June 04, 2004|By Michael Sragow | Michael Sragow,SUN MOVIE CRITIC
With Harry Potter and the Prisoner of Azkaban, director Alfonso Cuaron has wrought a wondrous fantasy that's light on its feet and full of heart. This movie targets the funny bone and tingles the spine. Maybe the prosaic doggedness of the first two Harry Potter films (directed by Chris Columbus) was necessary to prime the books' fans for the bop, boogie and ballet of the third.
Must you know the entire saga before you can soar with this picture's flights of action poetry or dance to its zesty narrative rhythms? Not really - just the basics.
Harry (Daniel Radcliffe), the orphan son of wizards, still spends the summer with his grotesquely stuffy nonwizard aunt and uncle. They put him down at every turn despite his renown in the magic world for withstanding the dreaded Lord Voldemort (aka "You-Know-Who") ever since that paragon of evil killed Harry's parents.

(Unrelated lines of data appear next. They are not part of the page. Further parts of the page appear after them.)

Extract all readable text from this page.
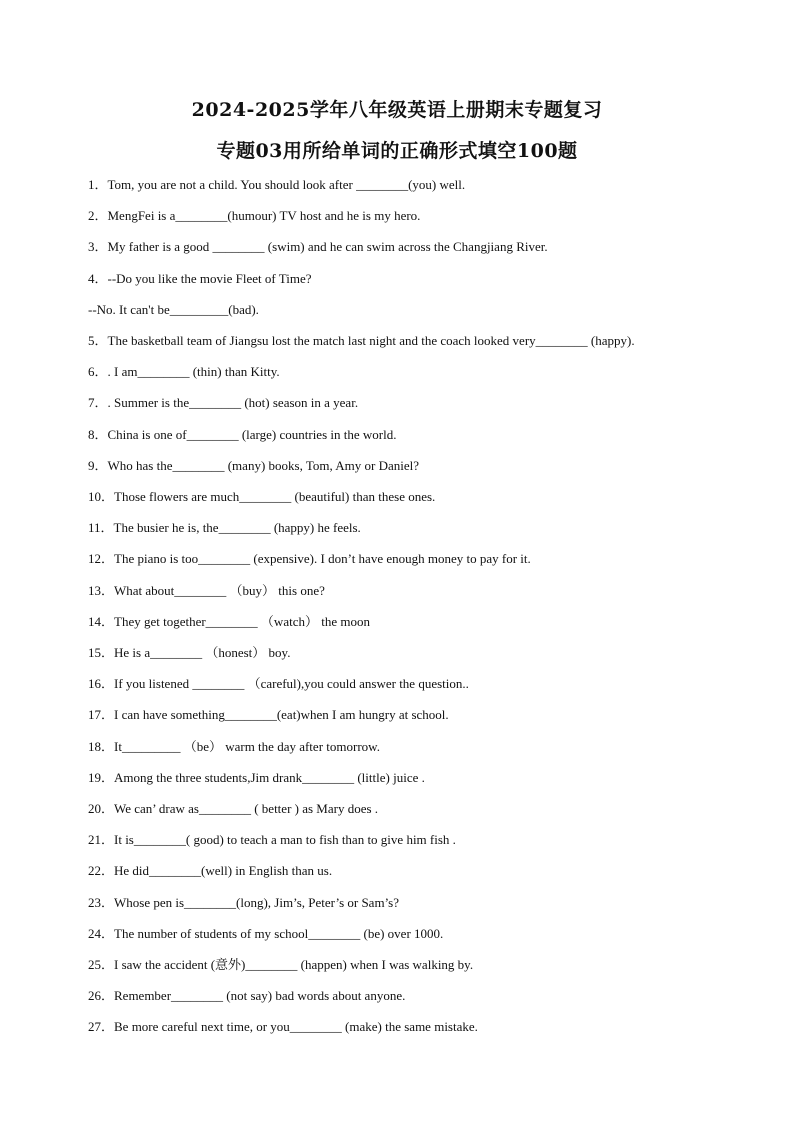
2024-2025学年八年级英语上册期末专题复习
专题03用所给单词的正确形式填空100题
1．Tom, you are not a child. You should look after ________(you) well.
2．MengFei is a________(humour) TV host and he is my hero.
3．My father is a good ________ (swim) and he can swim across the Changjiang River.
4．--Do you like the movie Fleet of Time?
--No. It can't be_________(bad).
5．The basketball team of Jiangsu lost the match last night and the coach looked very________ (happy).
6．. I am________ (thin) than Kitty.
7．. Summer is the________ (hot) season in a year.
8．China is one of________ (large) countries in the world.
9．Who has the________ (many) books, Tom, Amy or Daniel?
10．Those flowers are much________ (beautiful) than these ones.
11．The busier he is, the________ (happy) he feels.
12．The piano is too________ (expensive). I don’t have enough money to pay for it.
13．What about________ （buy） this one?
14．They get together________ （watch） the moon
15．He is a________ （honest） boy.
16．If you listened ________ （careful),you could answer the question..
17．I can have something________(eat)when I am hungry at school.
18．It_________ （be） warm the day after tomorrow.
19．Among the three students,Jim drank________ (little) juice .
20．We can’ draw as________ ( better ) as Mary does .
21．It is________( good) to teach a man to fish than to give him fish .
22．He did________(well) in English than us.
23．Whose pen is________(long), Jim’s, Peter’s or Sam’s?
24．The number of students of my school________ (be) over 1000.
25．I saw the accident (意外)________ (happen) when I was walking by.
26．Remember________ (not say) bad words about anyone.
27．Be more careful next time, or you________ (make) the same mistake.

In this third of a projected seven installments, the major menace is the renegade sorcerer Sirius Black (Gary Oldman), Voldemort's presumed successor, who escaped from Azkaban prison and tracks Harry all the way into Hogwarts School of Witchcraft and Wizardry. But Harry's more immediate threats are "dementors": Grim Reaper-like creatures from Azkaban who are supposed to protect Hogwarts students from Black but instead threaten to suck the soul right out of Harry.
Harry's blue-eyed soul in all its comical, touching glory is what this Potter adventure is about.
From the opening scenes of Harry in the purgatory of Aunt Petunia and Uncle Vernon's house, director Cuaron and his screenwriter, Steve Kloves, place you behind this growing boy's spectacles with an ease that is ticklish and mind-opening. The perfect slapstick timing, the droll performances from Richard E. Griffiths and Fiona Shaw (as Vernon and Petunia Dursley), Harry Melling (as their son Dudley) and Pam Ferris as another awful relative, Aunt Marge, and the offhand virtuosity of the special effects contribute to making this introductory sequence a coup. But the key to its success is Cuaron's intuitive genius for putting himself on an adolescent wavelength (as he did in the vastly different, sexually charged Y Tu Mama Tambien).
Harry has entered that awkward age, 13, when taught behavior and instinct battle beneath the skin, and righteous anger must explode. Harry's inability to control his wrath propels him out onto the street where a wolf-like dog menaces him before the Knight Bus comes and zooms him to the witch-and-wizard heart of London, Diagon Alley.
The appearance of that Knight Bus - a super-flexible vehicle, filled with beds instead of benches - may save Harry's hide. But it also plunges him into a world of confused identities and unfathomable dangers. Even Harry pretends to be someone else when he boards the bus. Of course, Harry isn't sure of who he is and what he's capable of when he travels under his real name.
In The Prisoner of Azkaban, Harry gets to know more about himself as he learns more about his parents. He acquires a firmer grip on the world when he sees that adults are as complex (or simple) as children and just as prone to dissembling and japery (or perilous rigidity). Harry must keep his wits about him while he and everyone around him appear to be transforming (or standing unnaturally still). Think of the movie as a black-comic version of Kipling's If done as a musical round for Harry and his best friends, Ron (Rupert Grint) and Hermione (Emma Watson).
Give Columbus credit for casting these young actors: They've grown into resourceful and magnetic performers. Radcliffe sounds unexpected depths of rage, remorse and euphoria, while Grint turns growing pains into comic grist and Watson displays the focused power of a heartbreaker-in-the-making.
The most important new character, seedy Professor Lupin, played with miraculous warmth by David Thewlis, loved Harry's empathic, generous mother Lily and troublemaking father James, and takes Harry under his own ragged wing. Lupin instructs his pupils on how to defuse the power of "boggarts": shape-shifters that assume the forms of their victims' worst fears. The young wizards learn that they can undercut the boggarts by re-imagining their private phobias in ridiculous shapes and then shouting the magic word "Riddikulus!" Lupin later teaches Harry that he can deflect the soul-draining kiss of the dementors if he hangs on to a vivid life-affirming memory and pronounces a white-magic incantation. Yet positive or creative thinking doesn't always alter a harsh fate. Harry's parents are pertinent examples, and so are Black and Lupin.